The idea that land reform alone will uplift the people is an illusion that is equivalent to the fairy tale Alice in Wonderland. It goes to show that the ANC is desperately clinging to ideological illusions instead of recognising the reality of South Africa's problems.

Possessing land does not guarantee prosperity and equality. Attention must rather be paid to issues like job creation and economic growth. The issue of land is a useful, yet dangerous, populist weapon in the hands of the ANC while the real problems are being ignored.

This shows just how out of touch the ANC government is with the sentiment of the general public seeing as a survey that was conducted by the Human Rights Institute Of South Africa (HURICA) clearly indicated that in the public's opinion, economic growth is the biggest issue that the government must address.

It is a mere myth that people are land-hungry and that they view possessing land as a means of redress and upliftment, this is clearly illustrated by the fact that in 93% of all successful land claims, land claimants opted for money rather than owning land.

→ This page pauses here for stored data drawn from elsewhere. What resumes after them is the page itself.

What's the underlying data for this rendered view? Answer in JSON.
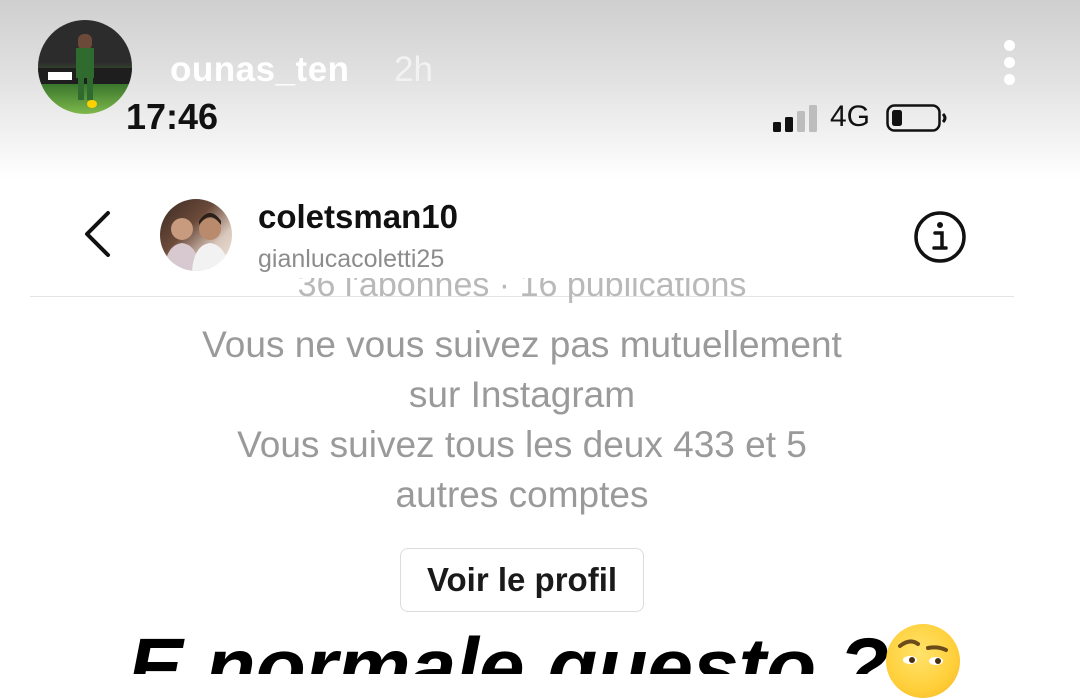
{
  "story": {
    "username": "ounas_ten",
    "time_ago": "2h",
    "more_icon": "more-vertical-icon"
  },
  "status_bar": {
    "clock": "17:46",
    "network": "4G",
    "signal_icon": "signal-bars-icon",
    "battery_icon": "battery-low-icon"
  },
  "dm": {
    "name": "coletsman10",
    "handle": "gianlucacoletti25",
    "back_icon": "chevron-left-icon",
    "info_icon": "info-circle-icon",
    "stats_partial": "36 l'abonnés · 16 publications",
    "mutual_lines": [
      "Vous ne vous suivez pas mutuellement",
      "sur Instagram",
      "Vous suivez tous les deux 433 et 5",
      "autres comptes"
    ],
    "profile_button": "Voir le profil"
  },
  "caption": {
    "text": "E normale questo ?",
    "emoji_icon": "raised-eyebrow-emoji-icon"
  }
}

The EFF initiated the populist issue of land and the ANC was forced to echo the EFF about the matter to win back lost support.

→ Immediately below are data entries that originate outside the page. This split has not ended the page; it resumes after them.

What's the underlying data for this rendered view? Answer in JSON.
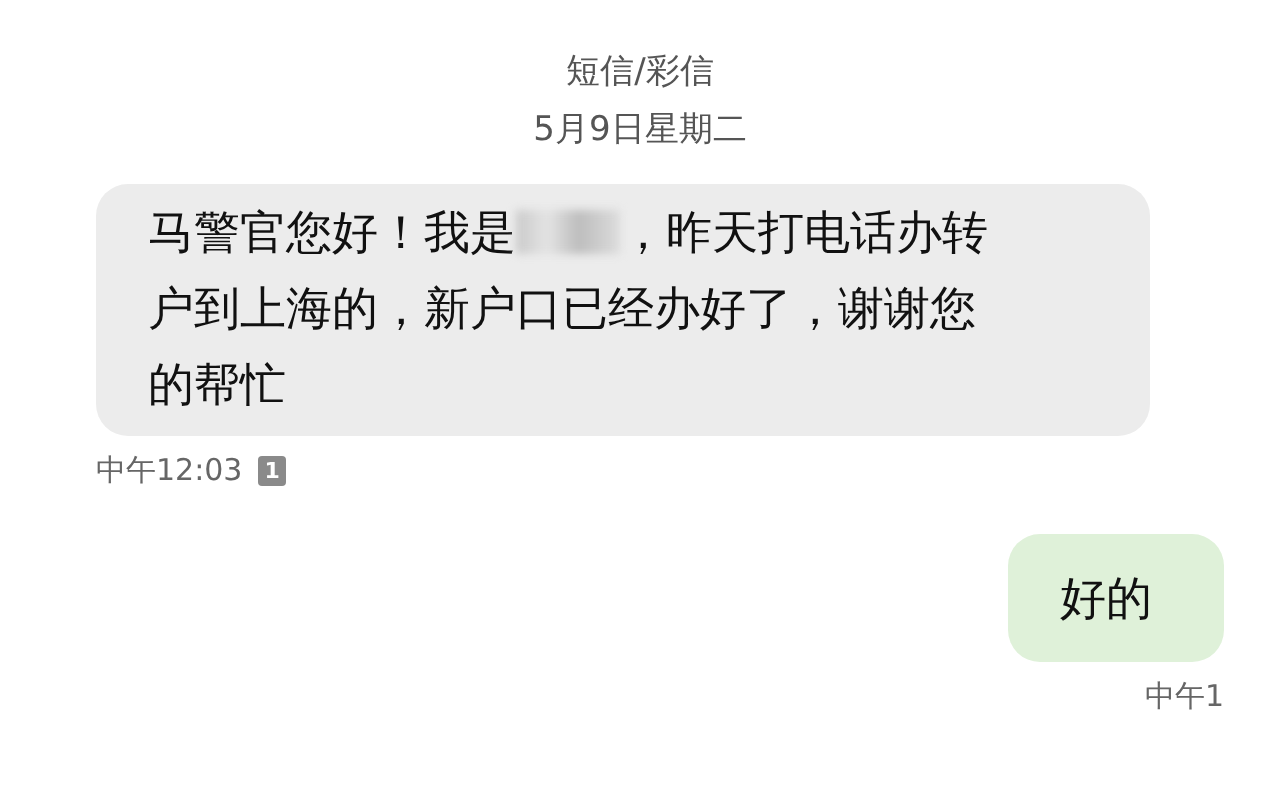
{
  "header": {
    "title": "短信/彩信",
    "date": "5月9日星期二"
  },
  "messages": [
    {
      "kind": "incoming",
      "text_before": "马警官您好！我是",
      "redacted": true,
      "text_after": "，昨天打电话办转",
      "continuation": "户到上海的，新户口已经办好了，谢谢您的帮忙",
      "time": "中午12:03",
      "sim": "1"
    },
    {
      "kind": "outgoing",
      "text_before": "好的",
      "time": "中午1"
    }
  ]
}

In addition, the truth is that the ANC government is unable to successfully implement land reform in South Africa. Nearly 20 000 claims from the first land reform programme, which commenced in 1994, have still not been finalised.

Only a small insignificant number of people obtained ownership rights in the last 26 years since the restitution process was started in 1994. And these are mainly traditional leaders and communal property associations.

Today, it is a proven fact that between 70 and 80% of all the land reform projects under the leadership of the ANC failed. These projects were mainly a breeding ground for corruption. Things cannot carry on like this.

The land issue can be successfully resolved if unused government land is used for land reform and if the claimants are given ownership rights. Private property rights must be protected and expropriation powers should be vested in courts.

Expropriation should only take place if it is in the public interest and the compensation should be market related. Productive agricultural land must be protected at all costs. The debate on land in South Africa should rather focus on how land could be used to grow the economy and create more jobs.